Rimborso fiscale: come funziona la nuova truffa
Le email fraudolente inviate da mittenti che si spacciano per l’AdE promettono un presunto rimborso fiscale invitando l’utente a cliccare su link esterni o ad aprire allegati. Una volta seguite le istruzioni, le vittime rischiano di consegnare a terzi non autorizzati dati personali, password di accesso ai servizi online o coordinate bancarie.

Le raccomandazioni dell’Agenzia delle Entrate
L’Agenzia delle Entrate invita a non cliccare sui link presenti nelle email sospette e a non scaricare eventuali allegati. In caso di dubbi, è consigliabile verificare sempre la propria posizione fiscale accedendo direttamente al portale istituzionale tramite SPID, CIE o CNS. Gli utenti che hanno ricevuto comunicazioni sospette possono segnalarle all’indirizzo di posta certificata phishing@agenziaentrate.it, contribuendo così a contrastare la diffusione delle truffe.

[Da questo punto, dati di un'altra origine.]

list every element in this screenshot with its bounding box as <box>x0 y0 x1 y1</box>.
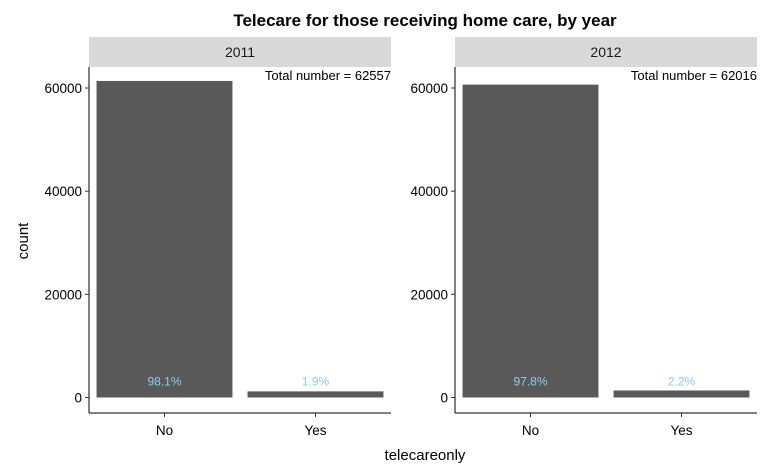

L’Agenzia ricorda inoltre che non invia mai rimborsi tramite email o SMS e che l’unico canale ufficiale per consultare eventuali rimborsi è l’area riservata del sito istituzionale.
Come tutelarsi
Il phishing può comportare furto di identità digitale, accessi non autorizzati ai servizi telematici, sottrazione di fondi e utilizzo illecito delle informazioni sottratte. A essere nel mirino non sono solo i privati, ma anche professionisti e imprese, esposti a rischi operativi ed economici rilevanti se i dati aziendali vengono compromessi.
Per ridurre il rischio di cadere vittima di phishing, cittadini e aziende devono adottare buone pratiche di cybersecurity: mantenere aggiornati i sistemi, usare password robuste e diversificate, abilitare l’autenticazione a due fattori, diffidare da messaggi che richiedono urgenza o sollecitano azioni immediate. Una maggiore consapevolezza resta lo strumento più efficace contro i tentativi di frode online.